Tendo em conta tudo o que me disse e todas as ideias que tem, pondera voltar ao mundo da política?
Estou no mundo político desde que me conheço. Nunca fui de nenhum partido a não ser do Partido Socialista. Nunca pedi nada ao partido. Pediram-me várias coisas. Não quero nada político. Sou professor, foi sempre o que eu quis ser e é aquilo com que me identifico. Não tenho nenhuma ambição política.

Mas se houvesse agora um apelo estaria disponível?

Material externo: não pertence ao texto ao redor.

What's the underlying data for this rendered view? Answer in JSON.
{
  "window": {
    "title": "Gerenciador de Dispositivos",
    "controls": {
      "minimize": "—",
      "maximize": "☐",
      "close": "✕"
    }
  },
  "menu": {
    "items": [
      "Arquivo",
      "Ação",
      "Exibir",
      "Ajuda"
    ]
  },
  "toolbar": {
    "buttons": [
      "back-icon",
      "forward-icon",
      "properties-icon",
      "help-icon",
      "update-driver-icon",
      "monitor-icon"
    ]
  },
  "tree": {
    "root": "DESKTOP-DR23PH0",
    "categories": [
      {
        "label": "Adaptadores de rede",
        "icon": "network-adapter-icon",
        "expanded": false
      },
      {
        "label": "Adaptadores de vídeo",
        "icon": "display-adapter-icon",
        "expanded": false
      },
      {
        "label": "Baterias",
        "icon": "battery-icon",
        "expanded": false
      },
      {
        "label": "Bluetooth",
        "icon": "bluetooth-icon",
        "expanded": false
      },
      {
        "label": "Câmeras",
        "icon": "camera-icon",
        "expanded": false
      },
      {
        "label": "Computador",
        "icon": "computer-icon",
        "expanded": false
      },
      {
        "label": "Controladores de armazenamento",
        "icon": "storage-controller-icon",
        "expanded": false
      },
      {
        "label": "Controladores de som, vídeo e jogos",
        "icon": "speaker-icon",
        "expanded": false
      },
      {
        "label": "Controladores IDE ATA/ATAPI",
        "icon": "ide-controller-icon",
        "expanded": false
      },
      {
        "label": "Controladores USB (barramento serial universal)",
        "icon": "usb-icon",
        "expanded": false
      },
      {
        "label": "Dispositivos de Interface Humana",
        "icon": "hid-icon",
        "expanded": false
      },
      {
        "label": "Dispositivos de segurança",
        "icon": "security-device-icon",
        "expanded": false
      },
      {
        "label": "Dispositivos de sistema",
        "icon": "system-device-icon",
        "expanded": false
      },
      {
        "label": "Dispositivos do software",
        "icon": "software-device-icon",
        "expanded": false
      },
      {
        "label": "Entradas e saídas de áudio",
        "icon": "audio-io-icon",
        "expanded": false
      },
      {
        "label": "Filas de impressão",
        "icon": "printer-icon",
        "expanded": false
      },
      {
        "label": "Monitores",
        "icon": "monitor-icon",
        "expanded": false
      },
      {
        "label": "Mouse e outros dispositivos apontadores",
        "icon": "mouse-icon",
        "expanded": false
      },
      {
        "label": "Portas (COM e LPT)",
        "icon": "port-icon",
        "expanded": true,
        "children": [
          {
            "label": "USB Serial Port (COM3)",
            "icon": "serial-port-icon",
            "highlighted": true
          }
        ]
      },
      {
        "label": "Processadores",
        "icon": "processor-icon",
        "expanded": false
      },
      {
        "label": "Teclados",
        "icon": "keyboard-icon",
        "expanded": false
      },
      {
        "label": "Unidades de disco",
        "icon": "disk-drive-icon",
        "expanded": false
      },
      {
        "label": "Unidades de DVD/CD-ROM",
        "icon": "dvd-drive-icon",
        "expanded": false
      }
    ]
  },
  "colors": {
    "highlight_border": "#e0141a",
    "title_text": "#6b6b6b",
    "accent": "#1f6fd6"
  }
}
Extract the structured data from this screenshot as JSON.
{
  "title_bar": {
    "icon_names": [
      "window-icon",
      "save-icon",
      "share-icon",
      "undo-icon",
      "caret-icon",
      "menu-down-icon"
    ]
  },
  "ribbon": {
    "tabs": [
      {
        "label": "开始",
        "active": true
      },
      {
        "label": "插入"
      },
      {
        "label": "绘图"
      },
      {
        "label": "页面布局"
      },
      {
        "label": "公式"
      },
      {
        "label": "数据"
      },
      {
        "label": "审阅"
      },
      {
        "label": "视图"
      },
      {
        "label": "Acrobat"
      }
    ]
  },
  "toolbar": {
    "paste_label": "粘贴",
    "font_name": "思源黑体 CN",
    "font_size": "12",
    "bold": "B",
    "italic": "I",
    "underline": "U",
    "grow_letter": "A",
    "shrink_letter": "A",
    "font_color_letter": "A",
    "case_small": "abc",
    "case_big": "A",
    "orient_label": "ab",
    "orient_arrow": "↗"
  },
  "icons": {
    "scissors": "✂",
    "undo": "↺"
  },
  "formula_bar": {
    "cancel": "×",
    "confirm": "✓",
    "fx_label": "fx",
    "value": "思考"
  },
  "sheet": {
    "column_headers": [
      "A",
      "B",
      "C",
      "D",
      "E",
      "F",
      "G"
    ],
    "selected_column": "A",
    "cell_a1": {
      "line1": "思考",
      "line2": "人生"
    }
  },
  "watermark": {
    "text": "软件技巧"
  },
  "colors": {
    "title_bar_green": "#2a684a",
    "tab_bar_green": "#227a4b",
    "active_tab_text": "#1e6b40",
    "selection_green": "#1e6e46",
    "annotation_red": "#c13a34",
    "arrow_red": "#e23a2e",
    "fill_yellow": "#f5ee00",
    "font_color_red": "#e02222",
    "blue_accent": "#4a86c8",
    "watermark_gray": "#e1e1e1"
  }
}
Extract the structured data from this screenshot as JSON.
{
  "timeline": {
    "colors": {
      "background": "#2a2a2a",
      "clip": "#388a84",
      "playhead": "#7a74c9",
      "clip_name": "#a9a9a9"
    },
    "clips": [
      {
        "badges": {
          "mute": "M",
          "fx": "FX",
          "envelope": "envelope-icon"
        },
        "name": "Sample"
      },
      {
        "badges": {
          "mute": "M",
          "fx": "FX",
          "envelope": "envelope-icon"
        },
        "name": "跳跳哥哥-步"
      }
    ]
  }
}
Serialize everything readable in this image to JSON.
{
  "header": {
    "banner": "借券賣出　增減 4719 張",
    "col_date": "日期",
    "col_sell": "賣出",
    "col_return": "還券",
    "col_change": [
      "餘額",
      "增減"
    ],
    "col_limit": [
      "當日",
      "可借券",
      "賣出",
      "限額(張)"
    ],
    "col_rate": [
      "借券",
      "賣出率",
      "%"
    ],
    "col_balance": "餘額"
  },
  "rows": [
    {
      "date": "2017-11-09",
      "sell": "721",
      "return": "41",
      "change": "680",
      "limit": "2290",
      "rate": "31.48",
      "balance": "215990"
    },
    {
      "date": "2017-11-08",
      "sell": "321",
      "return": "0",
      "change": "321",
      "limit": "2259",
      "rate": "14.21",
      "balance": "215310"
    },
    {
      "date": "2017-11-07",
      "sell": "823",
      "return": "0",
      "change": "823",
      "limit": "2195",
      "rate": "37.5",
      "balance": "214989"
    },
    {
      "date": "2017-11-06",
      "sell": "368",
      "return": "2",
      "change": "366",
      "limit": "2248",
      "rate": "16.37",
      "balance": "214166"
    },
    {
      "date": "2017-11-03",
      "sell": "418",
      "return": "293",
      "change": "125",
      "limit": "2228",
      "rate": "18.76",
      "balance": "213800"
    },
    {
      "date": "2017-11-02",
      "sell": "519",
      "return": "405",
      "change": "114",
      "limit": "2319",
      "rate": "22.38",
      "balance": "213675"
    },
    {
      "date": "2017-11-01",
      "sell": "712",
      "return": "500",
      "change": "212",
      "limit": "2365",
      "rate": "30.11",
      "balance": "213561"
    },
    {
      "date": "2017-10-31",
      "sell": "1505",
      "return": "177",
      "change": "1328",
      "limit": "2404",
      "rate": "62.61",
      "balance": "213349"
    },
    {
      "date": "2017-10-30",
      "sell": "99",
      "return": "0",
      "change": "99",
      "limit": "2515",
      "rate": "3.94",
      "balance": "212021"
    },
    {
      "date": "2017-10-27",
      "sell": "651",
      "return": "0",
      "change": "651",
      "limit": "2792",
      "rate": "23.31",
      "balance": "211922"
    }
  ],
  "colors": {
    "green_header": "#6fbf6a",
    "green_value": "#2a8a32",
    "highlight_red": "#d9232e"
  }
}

Não é algo que eu preveja de todo. Como digo, a minha atividade política é uma atividade que tem na raiz uma perspetiva intelectual, teórica, filosófica. E é aí que continuo. E não vejo ninguém hoje com esse tipo de preocupações. Eu continuo o meu caminho, com o máximo de independência que posso. Gosto imenso da vida que tenho neste momento e não tenho ambição de nada. A vida política é duríssima e só realmente por uma coisa que eu não sei se ainda existe, que é o espírito de missão, o serviço público, o desprendimento total, é que eu podia encará-la. Por isso não estou a ver um contexto em que sequer essa questão se ponha. Em política pensa-se tudo em termos de necessidade. A política é do domínio do imprevisível, tudo pode sempre acontecer e nada pode acontecer.